The Bodhi House was created in 2015 and is a respite home provided by AHH, with the primary goal of offering men who are awaiting placement or in the process of a way of getting off the street. People wanting to get off the street often times do not meet the prerequisites for various programs or have to wait some time on a waiting list to get into their desired program because the program is currently full. The Bodhi House is a place for them to stay, away from the chaos of the streets, during this waiting period. It is a clean and sober residence with 24/7 surveillance that houses up to 11 men at any one time. All the basic needs are provided free of charge; food, clothing, personal hygiene items, prescription medicines, etc. There is no charge to stay at the Bodhi House and there are no requirements for anyone to be employed. The men who stay there pass the time by eating as much food as they want, watching tv, reading books, participating in other charitable activities coordinated by AHH, planning their next steps, or just relaxing without the daily struggles of life on the streets.

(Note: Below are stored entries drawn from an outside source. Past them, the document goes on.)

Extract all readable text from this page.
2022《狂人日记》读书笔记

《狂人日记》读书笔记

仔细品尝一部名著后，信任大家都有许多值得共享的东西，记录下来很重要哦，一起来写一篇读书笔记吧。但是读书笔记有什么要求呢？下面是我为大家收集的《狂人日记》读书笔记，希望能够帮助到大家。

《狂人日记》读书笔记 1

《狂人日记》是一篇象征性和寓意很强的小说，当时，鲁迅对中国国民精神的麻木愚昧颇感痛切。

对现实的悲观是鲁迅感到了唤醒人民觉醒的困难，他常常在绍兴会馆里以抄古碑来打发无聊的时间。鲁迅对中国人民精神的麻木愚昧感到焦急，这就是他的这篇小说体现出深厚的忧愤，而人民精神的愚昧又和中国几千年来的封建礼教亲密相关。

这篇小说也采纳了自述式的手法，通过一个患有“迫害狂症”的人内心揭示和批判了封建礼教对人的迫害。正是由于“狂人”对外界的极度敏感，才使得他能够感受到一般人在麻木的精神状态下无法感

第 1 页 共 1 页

Most people suffering from chronic homelessness deal with addictions and mental health challenges and the Bodhi House is structured to address and deal with this. Transportation services are provided to get people to court commitments and other pressing obligations while they are awaiting longer-term placement. People have access to the medicines they require, which is distributed out under strict staff supervision. Staff is available around the clock to assist everyone with resolving any other issues that they may have as it relates to the moving forward with their next steps.
By providing a place to stay with basic needs met free of charge, while case workers from other agencies provide wrap-around services and assist with longer-term placement solutions, the Bodhi House boasts an 80% success rate for men moving on to be placed in a treatment program or housing solution, a very high success rate for this population.Respite Bed Program
One reason for high homeless recidivism is that clients are living on the street while recovering or pending housing or program placement. Currently, there is a two-week wait list for Inpatient Treatment. On the street, the opportunity for relapse is significant, as is the likelihood of infection, loss of medications and failure to adhere to treatment regimens. The program and Salvation Army – MOSOS created a program to provide respite housing for 19 clients in the MOSOS facility. All clients relied heavily on urban core hospitals, including Saint Luke’s. A social worker from hospitals and other organizations worked with each throughout their stay.
Currently (Jan 31, 2015), most (74%) are housed or in inpatient treatment programs.